First, this effect is bilateral between countries. This means that immigrants of a specific country promote exports significantly to that country where they come from. This is predominantly so for services which are known to be language-intensive and institutional-knowledge intensive such as legal or accounting services, recruiting and training services or advertising services, etc.
Obviously, it helps for a firm’s exports when it employs immigrants that know their origin country’s language and institutional structure where these sophisticated services are going to. Second and more interestingly, however, is that this paper also finds an additional aggregate productivity effect. That is, next to their bilateral export effect, immigrants also cause the economy overall and on the whole to have greater levels of productivity and exports.

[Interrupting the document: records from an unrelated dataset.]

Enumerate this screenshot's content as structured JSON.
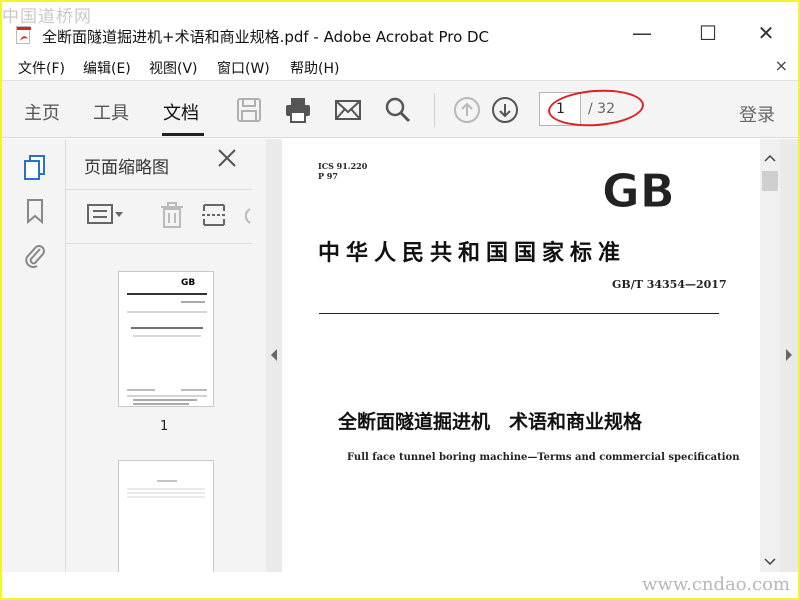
{
  "watermark_top": "中国道桥网",
  "watermark_bottom": "www.cndao.com",
  "window": {
    "title": "全断面隧道掘进机+术语和商业规格.pdf - Adobe Acrobat Pro DC",
    "minimize": "—",
    "maximize": "☐",
    "close": "✕"
  },
  "menu": {
    "items": [
      "文件(F)",
      "编辑(E)",
      "视图(V)",
      "窗口(W)",
      "帮助(H)"
    ],
    "close": "×"
  },
  "toolbar": {
    "tabs": [
      "主页",
      "工具",
      "文档"
    ],
    "page_current": "1",
    "page_total": "/ 32",
    "login": "登录",
    "icons": [
      "save-icon",
      "print-icon",
      "email-icon",
      "search-icon",
      "page-up-icon",
      "page-down-icon"
    ]
  },
  "panel": {
    "title": "页面缩略图",
    "thumbnail_label": "1"
  },
  "document": {
    "ics": "ICS 91.220",
    "p": "P 97",
    "gb_logo": "GB",
    "heading": "中华人民共和国国家标准",
    "code": "GB/T 34354—2017",
    "title": "全断面隧道掘进机　术语和商业规格",
    "subtitle": "Full face tunnel boring machine—Terms and commercial specification"
  },
  "colors": {
    "accent_blue": "#2a6fc9",
    "highlight_red": "#e02020",
    "border_yellow": "#f2f52a"
  }
}
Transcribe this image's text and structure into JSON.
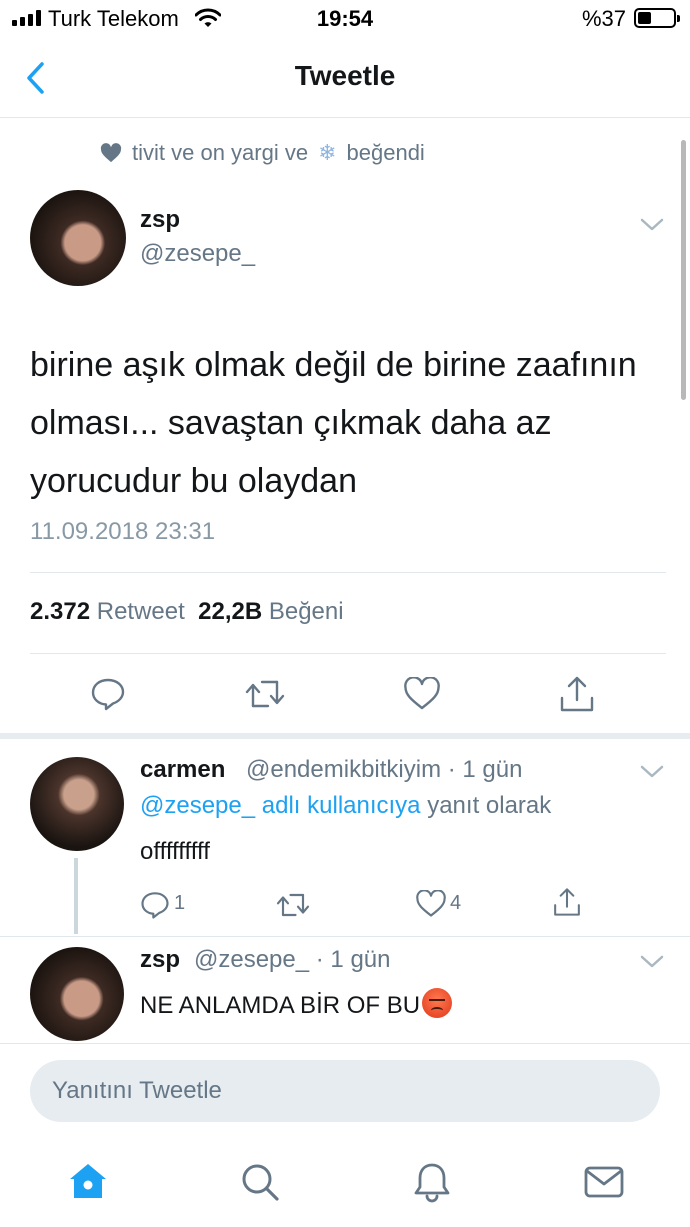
{
  "status_bar": {
    "carrier": "Turk Telekom",
    "time": "19:54",
    "battery_percent": "%37",
    "battery_level": 0.37
  },
  "nav": {
    "title": "Tweetle"
  },
  "liked_by": {
    "text_before": "tivit ve on yargi ve",
    "text_after": "beğendi"
  },
  "tweet": {
    "author_name": "zsp",
    "author_handle": "@zesepe_",
    "text": "birine aşık olmak değil de birine zaafının olması... savaştan çıkmak daha az yorucudur bu olaydan",
    "timestamp": "11.09.2018 23:31",
    "retweet_count": "2.372",
    "retweet_label": "Retweet",
    "like_count": "22,2B",
    "like_label": "Beğeni"
  },
  "replies": [
    {
      "name": "carmen",
      "meta": "@endemikbitkiyim · 1 gün",
      "reply_mention": "@zesepe_ adlı kullanıcıya",
      "reply_suffix": "yanıt olarak",
      "text": "offfffffff",
      "reply_count": "1",
      "like_count": "4"
    },
    {
      "name": "zsp",
      "meta": "@zesepe_ · 1 gün",
      "text": "NE ANLAMDA BİR OF BU"
    }
  ],
  "compose": {
    "placeholder": "Yanıtını Tweetle"
  },
  "colors": {
    "accent": "#1da1f2",
    "text_primary": "#14171a",
    "text_secondary": "#657786",
    "divider": "#e1e8ed"
  },
  "icons": {
    "liked_by": "heart-icon",
    "reply": "reply-icon",
    "retweet": "retweet-icon",
    "like": "heart-outline-icon",
    "share": "share-icon",
    "tab_home": "home-icon",
    "tab_search": "search-icon",
    "tab_notifications": "bell-icon",
    "tab_messages": "mail-icon"
  }
}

Putting this in EU context, what does that mean in terms of policy? In my view, a couple of messages come out. For one, it clearly helps to have open borders across countries in that the free flow of skills complement trade, which results in greater economic benefits. In that regard, the four freedoms of the EU, namely those of goods, services, capital and people, are economically at least a rock-solid principle to stick at.
But there is more. It also means that diversity or a multi-cultural workforce is important for economies thriving on services and most EU countries do so. Although that may be an unpopular message in some EU countries right now, fact is that services which carry along most value-added are precisely those that actually benefit from having immigrants in the labour market and are precisely those that many EU countries produce.
Third, the EU needs to deregulate further its services markets. Although all the above results are “corrected” for the effect of burdensome regulations in services sectors, they nonetheless still matter. Many EU countries still have substantial trade and domestic regulations in services in place. A forthcoming World Bank report on the EU shows that lowering services regulations matters a lot for the EU in order to reap productivity benefits.
Fourth, and most important in my view, these results mean that policies related to the movement and employment of labour skills are important. Or, in other words, more efficient labour markets are necessary to foster benefits from cross-border skill movements. For instance, some EU countries have an oversupply of architects whilst others within the EU have a shortage. Making EU labour markets more flexible might bring another big push to unlock exports and productivity effects in services, a much needed factor for overall EU growth.